Antigen Progesterone Receptor
Applications Immunocytochemistry
Applications Immunohistochemistry (Formalin/Paraffin)
Applications Microscopy
Clone KMC912
Concentration 0.5mg/mL
Conjugate Biotin
Format Conjugated
Formulation aqueous buffer, 0.09% sodium azide, may contain carrier protein/stabilizer
Gene Alias PR, PgR
Host Species Mouse
Isotype IgG1
Quantity 25μg
Regulatory Status RUO
Species Reactivity Human
Storage Requirements Store at 2-8°C. Do not freeze.

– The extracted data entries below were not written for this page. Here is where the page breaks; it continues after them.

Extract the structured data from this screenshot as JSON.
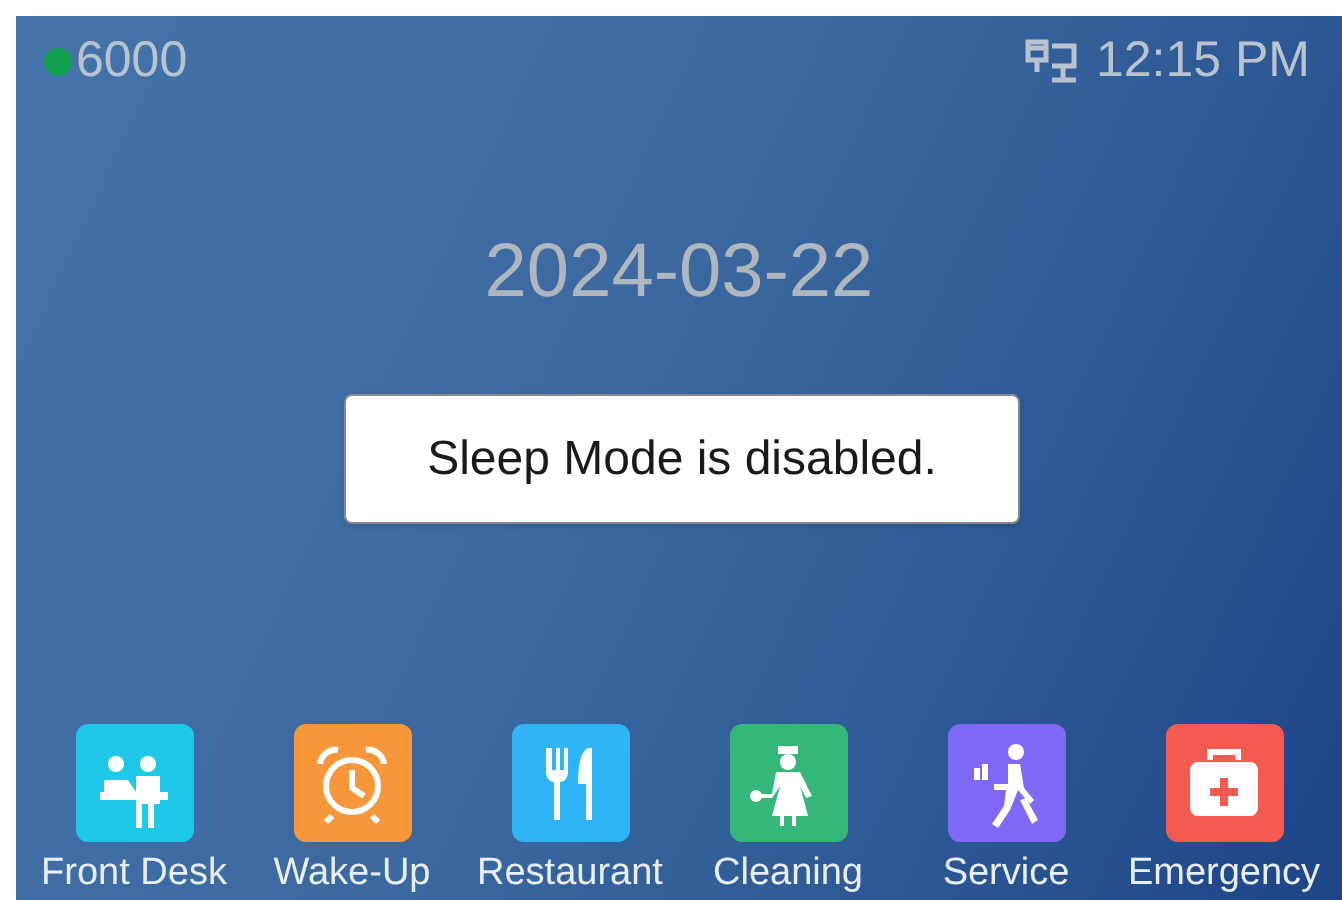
{
  "status_bar": {
    "registered": true,
    "extension": "6000",
    "time": "12:15 PM"
  },
  "date": "2024-03-22",
  "toast": "Sleep Mode is disabled.",
  "apps": [
    {
      "kind": "front-desk",
      "label": "Front Desk",
      "color": "#1ec8e8"
    },
    {
      "kind": "wake-up",
      "label": "Wake-Up",
      "color": "#f8973a"
    },
    {
      "kind": "restaurant",
      "label": "Restaurant",
      "color": "#2fb4f8"
    },
    {
      "kind": "cleaning",
      "label": "Cleaning",
      "color": "#34b87a"
    },
    {
      "kind": "service",
      "label": "Service",
      "color": "#7f6af8"
    },
    {
      "kind": "emergency",
      "label": "Emergency",
      "color": "#f45a50"
    }
  ]
}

Primary or Secondary Primary
Monoclonal or Polyclonal Monoclonal

This KMC912 monoclonal antibody reacts with human progesterone receptor (PgR, PR), a member of a superfamily of nuclear receptors that are ligand-dependent transcriptional regulators. The human PgR exists in alpha and beta forms, 94kDa and 120kDa respectively. In most human cells, the alpha and beta forms are expressed at similar levels and predominately form heterodimers. Progestin binding to PgR causes a conformational change, allowing dissociation of bound chaperone proteins and subsequent dimerization with either PgRa or PgRb. Following activation, dimerized PgR can directly bind to DNA through progestin response elements (PRE) leading to chromatin remodeling and subsequent downregulation or transcription of the target gene.The PgR plays a key role in controlling gene expression in breast, uterine, brain, and cardiovascular tissue during development. The presence of the PgR in breast tissue is indicative of improved survival and a better response to endocrine therapy. In breast and endometrial cancer progression, a predominance of either the alpha or beta form occurs, suggesting disregulation in the PgRa:PgRb ratio is an early event in cancer. In cases of ductal carcinoma in situ and invasive ductal carcinoma, there is predominance of the alpha form while in uterine cancer a loss of either form is common.